Now, let's take a look at three important questions that every first-time home seller needs to consider:

1. Am I ready to sell my house?

For many first-time home sellers, the answer to this question is a resounding "No," and perhaps it is easy to understand why.

Adding a home to the real estate market requires home sellers to conduct plenty of real estate research. By doing so, a first-time home seller can determine how his or her house stacks up against comparable residences that are currently available.

Also, it may prove to be worthwhile to complete a home appraisal. This assessment will enable you to identify your house's strengths and weaknesses and complete any property repairs immediately.

2. After I sell my house, where will I go?

It is important for a first-time home seller to think about the big picture. Thus, you'll need to consider where you'll go after you sell your residence.

If you think about where you'd like to relocate, you can start planning accordingly. In fact, you can establish a home selling timeline and find ways to make the most of the time and resources available to you.

In addition, if you need to relocate as soon as possible, this may have far-flung effects on how you market your residence.

A home seller who needs to move right away may be more likely that others to list his or her house at a below-average price. On the other hand, a home seller who can afford to be patient can wait out the real estate market if necessary.

3. What should I expect when my home hits the real estate market?

Unfortunately, the housing market offers no guarantees. This means a dedicated first-time home seller who goes above and beyond the call of duty to prepare a home may watch his or her house linger on the real estate market for months. On the other hand, a home seller who does minimal prep work may watch his or her house sell immediately.

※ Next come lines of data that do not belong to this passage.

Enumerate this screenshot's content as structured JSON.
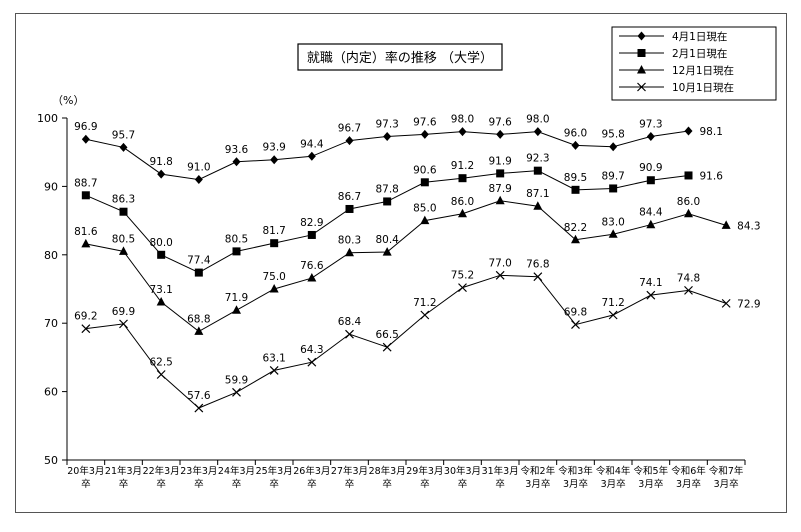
{
  "chart_data": {
    "type": "line",
    "title": "就職（内定）率の推移 （大学）",
    "ylabel": "（%）",
    "ylim": [
      50,
      100
    ],
    "yticks": [
      "50",
      "60",
      "70",
      "80",
      "90",
      "100"
    ],
    "grid": false,
    "legend_position": "top-right",
    "categories": [
      [
        "20年3月",
        "卒"
      ],
      [
        "21年3月",
        "卒"
      ],
      [
        "22年3月",
        "卒"
      ],
      [
        "23年3月",
        "卒"
      ],
      [
        "24年3月",
        "卒"
      ],
      [
        "25年3月",
        "卒"
      ],
      [
        "26年3月",
        "卒"
      ],
      [
        "27年3月",
        "卒"
      ],
      [
        "28年3月",
        "卒"
      ],
      [
        "29年3月",
        "卒"
      ],
      [
        "30年3月",
        "卒"
      ],
      [
        "31年3月",
        "卒"
      ],
      [
        "令和2年",
        "3月卒"
      ],
      [
        "令和3年",
        "3月卒"
      ],
      [
        "令和4年",
        "3月卒"
      ],
      [
        "令和5年",
        "3月卒"
      ],
      [
        "令和6年",
        "3月卒"
      ],
      [
        "令和7年",
        "3月卒"
      ]
    ],
    "series": [
      {
        "name": "4月1日現在",
        "marker": "diamond",
        "values": [
          96.9,
          95.7,
          91.8,
          91.0,
          93.6,
          93.9,
          94.4,
          96.7,
          97.3,
          97.6,
          98.0,
          97.6,
          98.0,
          96.0,
          95.8,
          97.3,
          98.1,
          null
        ],
        "labels": [
          "96.9",
          "95.7",
          "91.8",
          "91.0",
          "93.6",
          "93.9",
          "94.4",
          "96.7",
          "97.3",
          "97.6",
          "98.0",
          "97.6",
          "98.0",
          "96.0",
          "95.8",
          "97.3",
          "98.1",
          ""
        ]
      },
      {
        "name": "2月1日現在",
        "marker": "square",
        "values": [
          88.7,
          86.3,
          80.0,
          77.4,
          80.5,
          81.7,
          82.9,
          86.7,
          87.8,
          90.6,
          91.2,
          91.9,
          92.3,
          89.5,
          89.7,
          90.9,
          91.6,
          null
        ],
        "labels": [
          "88.7",
          "86.3",
          "80.0",
          "77.4",
          "80.5",
          "81.7",
          "82.9",
          "86.7",
          "87.8",
          "90.6",
          "91.2",
          "91.9",
          "92.3",
          "89.5",
          "89.7",
          "90.9",
          "91.6",
          ""
        ]
      },
      {
        "name": "12月1日現在",
        "marker": "triangle",
        "values": [
          81.6,
          80.5,
          73.1,
          68.8,
          71.9,
          75.0,
          76.6,
          80.3,
          80.4,
          85.0,
          86.0,
          87.9,
          87.1,
          82.2,
          83.0,
          84.4,
          86.0,
          84.3
        ],
        "labels": [
          "81.6",
          "80.5",
          "73.1",
          "68.8",
          "71.9",
          "75.0",
          "76.6",
          "80.3",
          "80.4",
          "85.0",
          "86.0",
          "87.9",
          "87.1",
          "82.2",
          "83.0",
          "84.4",
          "86.0",
          "84.3"
        ]
      },
      {
        "name": "10月1日現在",
        "marker": "x",
        "values": [
          69.2,
          69.9,
          62.5,
          57.6,
          59.9,
          63.1,
          64.3,
          68.4,
          66.5,
          71.2,
          75.2,
          77.0,
          76.8,
          69.8,
          71.2,
          74.1,
          74.8,
          72.9
        ],
        "labels": [
          "69.2",
          "69.9",
          "62.5",
          "57.6",
          "59.9",
          "63.1",
          "64.3",
          "68.4",
          "66.5",
          "71.2",
          "75.2",
          "77.0",
          "76.8",
          "69.8",
          "71.2",
          "74.1",
          "74.8",
          "72.9"
        ]
      }
    ]
  }
}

When it comes to getting ready to add your house to the real estate market, there is no reason to leave anything to chance. With an expert real estate agent at your side, you can boost your chances of getting the best results during the home selling journey.

An expert real estate agent can answer any questions that you may have about selling your house. Plus, he or she will help you list your residence, promote it to potential property buyers and set up home showings and open houses.

Ready to add your house to the real estate market? Use the aforementioned tips, and any first-time home seller can seamlessly navigate the home selling process.